Category In the News

Irene Hsiao, Chicago Reader

April 30, 2024

The rose gold interior of the Lyric Opera House is dappled with green light, as if filtered through leaves on a forest floor. Birdsong penetrates the space, sweet and ineffable in a place typically infused with the artifice of orchestral sound. Beneath a twinkling canopy of lights is a twin bed, upon which reclines a Dreamer (Dylan Gutierrez), still but for the rise and fall of sleeping breath, whose toes gently poke through the metal bars of the bedstead, as lines in cursive change above him: “Are you married?” “Why don’t you kiss me?”

From the house comes a humming, as a Hostess (Victoria Jaiani) prances in with the clothes he will wear, flourishing tufts of grass in each hand. When the curtain rises, the whole scene is roiling with plumes of hay, as if we have entered an impressionist painting in process, the hum magnified in music by Mikael Karlsson, everything bright with heat and motion, rush of bare feet, flash of long hair, billow and dust and glee of harvest. As if from a distance, lovers’ (Jeraldine Mendoza and José Pablo Castro Cuevas) arms wave like grain swelling in the wind, rippling as one. Swedish chanteuse Anna von Hausswolff wanders through the vision, voice ethereal as a mist. A blazing sun sends long shadows looming over the walls of the house, then transforms bodies into silhouettes that melt into the earth. Clouds roll in, disrupting the action with a deafening crack of thunder. 

Made by the earth’s tilt into the sun, the solstice has 18 hours and 16 minutes of sunlight in Stockholm, where Alexander Ekman’s Midsummer Night’s Dream premiered by the Royal Swedish Ballet in 2015, and where an ancient pagan holiday of summer, harvest, love, and fertility persists in ritual and festival to this day. Here in Chicago, where shifting winds and oscillating temperatures can make all seasons appear in a single day, Ekman’s ballet, performed by the Joffrey, offers a radiant meditation on the madness and mayhem of midsummer.

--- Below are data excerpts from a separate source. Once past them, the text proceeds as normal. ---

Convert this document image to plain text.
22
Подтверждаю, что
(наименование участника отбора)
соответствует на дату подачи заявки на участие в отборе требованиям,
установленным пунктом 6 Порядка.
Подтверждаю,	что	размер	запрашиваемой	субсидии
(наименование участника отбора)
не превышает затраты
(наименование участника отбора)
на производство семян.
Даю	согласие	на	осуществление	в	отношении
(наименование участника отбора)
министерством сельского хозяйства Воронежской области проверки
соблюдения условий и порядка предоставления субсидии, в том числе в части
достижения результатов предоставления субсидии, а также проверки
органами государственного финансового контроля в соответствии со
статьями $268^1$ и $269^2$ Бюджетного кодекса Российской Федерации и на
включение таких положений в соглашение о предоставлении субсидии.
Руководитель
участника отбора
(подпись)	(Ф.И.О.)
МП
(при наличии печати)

When the romance of the harvest and pastoral play recedes, we find ourselves beneath an enormous maypole. Celebrants cluster under a tent, hoisting it back and forth above them as they shuffle as a mass. The Hostess scrambles to hold a pose on her picnic blanket and suntans with a friend on a lawn chair, a chef smokes cigarettes as he wields his BBQ tongs, and drinking songs erupt before everyone dons wreaths to race around the maypole and raise wineglasses and candelabras. With this toast, time slows to a glacial pace—and yet like the heat of high noon, the moment is as evanescent as any other—the party departs too soon.

After intermission, the sound ramps up to ear-ringing frequencies, and the dream drifts from midday absurdity to midnight terror—tables tilt, bodies fall from the sky, headless guests roam. Everyone who isn’t headless is nude, crammed body to body trudging like a robotic centipede from side to side, as herrings drop in like memoirs of indigestion. In this act, for the first time, dancers wear pointe shoes—here seen as the extremity they are. And yet a day defined by excess ought to veer into intemperance: solar surfeit, astral indulgence, planetary prodigality.